Jeffrey Hooke, a former private equity and investment executive who now teaches at Johns Hopkins University’s Carey Business School, explained how private equity “can make up their own results.” Private equity firms come up with what they think their unsold portfolio companies are worth, plumping up their funds’ financial performance on paper. No one knows their real value until they are sold. Even Goldman Sachs said funds tend to mark up existing assets. And it’s becoming more common for private equity to sell a portfolio company to itself, making it harder to reveal its true value.

Pension fund executives buy the hype to keep their jobs, Hooke said. Investing in funds that track the stock and bond markets requires few people—Nevada’s pension fund famously did it. And pension fund staffers listen to pension fund consultants and private equity players because that’s where they want to end up next in their careers.

Meanwhile, pension boards, often made up of retirees and union representatives, don’t have the investment expertise, so they put their trust in the consultants, Hooke said.

Labor’s Time in the Sun

Public pension funds have wielded power before, taking stances against apartheid in South Africa, tobacco, terrorism, guns, Russia’s invasion of Ukraine, and fossil fuels. The value of private prison companies GEO Group and CoreCivic fell extensively after public pension funds divested from the two largest publicly traded operators.

Some funds say they are working to extend this to labor issues. “Figuring out a systematic way to ensure workers’ rights across our portfolio is a priority of ours,” said Alison Hirsh, the NYC Comptroller’s Office chief strategy officer.

Given that half of New York City’s pension fund boards of trustees, who vote on investment decisions, are workers and union representatives, private equity funds need to present acceptable labor standards to win them over, she added. “We can have a material impact on companies’ workers rights practices through engagement.”

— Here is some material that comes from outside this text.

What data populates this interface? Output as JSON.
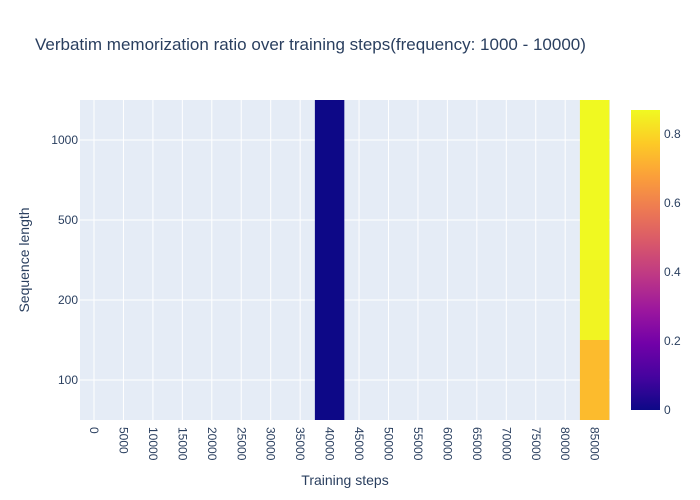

Like New York City’s pension system, several pension funds have responsible contractor policies, although these mostly apply only when the pension fund has a minimum 50 percent stake in the investment, which doesn’t apply to private equity holdings.

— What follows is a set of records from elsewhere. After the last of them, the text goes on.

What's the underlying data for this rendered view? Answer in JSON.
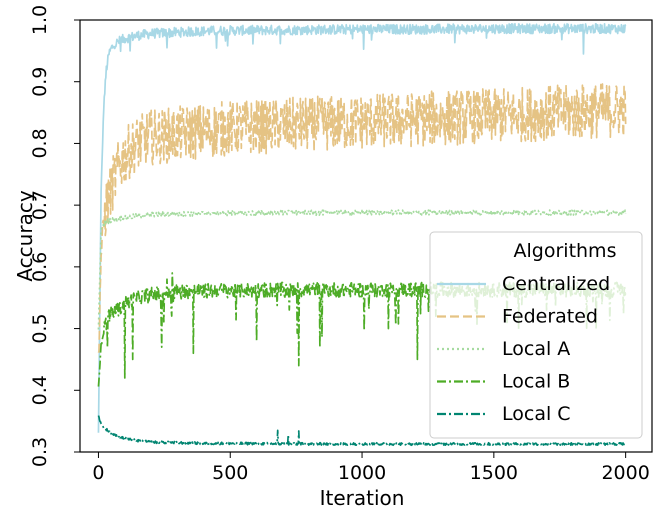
{
  "chart_data": {
    "type": "line",
    "title": "",
    "xlabel": "Iteration",
    "ylabel": "Accuracy",
    "xlim": [
      -70,
      2100
    ],
    "ylim": [
      0.3,
      1.0
    ],
    "xticks": [
      0,
      500,
      1000,
      1500,
      2000
    ],
    "yticks": [
      0.3,
      0.4,
      0.5,
      0.6,
      0.7,
      0.8,
      0.9,
      1.0
    ],
    "xtick_labels": [
      "0",
      "500",
      "1000",
      "1500",
      "2000"
    ],
    "ytick_labels": [
      "0.3",
      "0.4",
      "0.5",
      "0.6",
      "0.7",
      "0.8",
      "0.9",
      "1.0"
    ],
    "legend": {
      "title": "Algorithms",
      "position": "center-right"
    },
    "series": [
      {
        "name": "Centralized",
        "color": "#a8d8e6",
        "style": "solid",
        "x": [
          0,
          10,
          20,
          30,
          40,
          50,
          75,
          100,
          150,
          200,
          300,
          400,
          500,
          750,
          1000,
          1250,
          1500,
          1750,
          2000
        ],
        "values": [
          0.33,
          0.72,
          0.86,
          0.92,
          0.945,
          0.955,
          0.965,
          0.97,
          0.975,
          0.978,
          0.98,
          0.982,
          0.983,
          0.984,
          0.985,
          0.985,
          0.986,
          0.986,
          0.986
        ],
        "noise": 0.008,
        "spikes": [
          [
            1840,
            0.945
          ],
          [
            120,
            0.95
          ],
          [
            260,
            0.955
          ]
        ]
      },
      {
        "name": "Federated",
        "color": "#e5c384",
        "style": "dashed",
        "x": [
          0,
          10,
          20,
          30,
          50,
          75,
          100,
          150,
          200,
          300,
          400,
          500,
          750,
          1000,
          1250,
          1500,
          1750,
          2000
        ],
        "values": [
          0.45,
          0.62,
          0.67,
          0.7,
          0.73,
          0.76,
          0.78,
          0.8,
          0.81,
          0.815,
          0.82,
          0.825,
          0.83,
          0.835,
          0.84,
          0.845,
          0.85,
          0.855
        ],
        "noise": 0.045
      },
      {
        "name": "Local A",
        "color": "#a6dba0",
        "style": "dotted",
        "x": [
          0,
          10,
          20,
          40,
          100,
          200,
          500,
          1000,
          1500,
          2000
        ],
        "values": [
          0.5,
          0.66,
          0.67,
          0.675,
          0.68,
          0.685,
          0.687,
          0.688,
          0.688,
          0.688
        ],
        "noise": 0.004
      },
      {
        "name": "Local B",
        "color": "#4dac26",
        "style": "dashdot",
        "x": [
          0,
          10,
          20,
          40,
          70,
          100,
          150,
          200,
          300,
          500,
          750,
          1000,
          1250,
          1500,
          1750,
          2000
        ],
        "values": [
          0.41,
          0.47,
          0.5,
          0.52,
          0.53,
          0.54,
          0.55,
          0.555,
          0.56,
          0.562,
          0.563,
          0.563,
          0.563,
          0.563,
          0.563,
          0.563
        ],
        "noise": 0.012,
        "spikes": [
          [
            100,
            0.42
          ],
          [
            130,
            0.45
          ],
          [
            240,
            0.47
          ],
          [
            360,
            0.46
          ],
          [
            600,
            0.48
          ],
          [
            760,
            0.44
          ],
          [
            840,
            0.47
          ],
          [
            1100,
            0.5
          ],
          [
            1210,
            0.45
          ],
          [
            1280,
            0.52
          ],
          [
            1550,
            0.51
          ],
          [
            1700,
            0.53
          ],
          [
            280,
            0.59
          ],
          [
            260,
            0.58
          ]
        ]
      },
      {
        "name": "Local C",
        "color": "#018571",
        "style": "dashdot",
        "x": [
          0,
          5,
          20,
          50,
          100,
          150,
          200,
          300,
          400,
          500,
          750,
          1000,
          1500,
          2000
        ],
        "values": [
          0.36,
          0.35,
          0.34,
          0.33,
          0.322,
          0.318,
          0.316,
          0.315,
          0.314,
          0.314,
          0.313,
          0.313,
          0.313,
          0.313
        ],
        "noise": 0.002,
        "spikes": [
          [
            680,
            0.335
          ],
          [
            760,
            0.334
          ],
          [
            720,
            0.328
          ]
        ]
      }
    ]
  }
}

When Toys ‘R’ Us’s severance pay promise was rescinded, Minnesota’s state pension withheld investments in KKR temporarily. KKR and Bain Capital later set up a $20 million hardship fund (though not the $75 million workers felt they were owed).

Labor advocates argue that a greater investor focus on private equity labor practices would benefit returns and the wider economy. “Labor disputes cost money,” Flores said. “In a bunch of industries where there are strikes happening, companies are unable to fill positions, unable to grow because they can’t staff.”

Making sure the private equity funds’ portfolio companies aren’t cutting employees or going bankrupt will “do the economy a net positive if you can stave off hundreds and thousands of layoffs that will strain the unemployment rolls,” Agustin said.

Recently, there’s been pushback against pension funds wielding their might on social issues, particularly around so-called environmental, social, and governance (ESG) practices. Three New York pension funds were sued by members for cutting their stakes in fossil fuels.

But with private equity, public pension funds have grown vital enough that they could simply decline to invest in firms with poor labor practices, without necessarily taking a hit to their own returns. But that would require pension fund managers to connect the workers they represent with the workers who are being harmed by their investments.

Note: Rachel Phua is now a journalist for Bloomberg based in Singapore. This story was submitted and edited before she joined Bloomberg.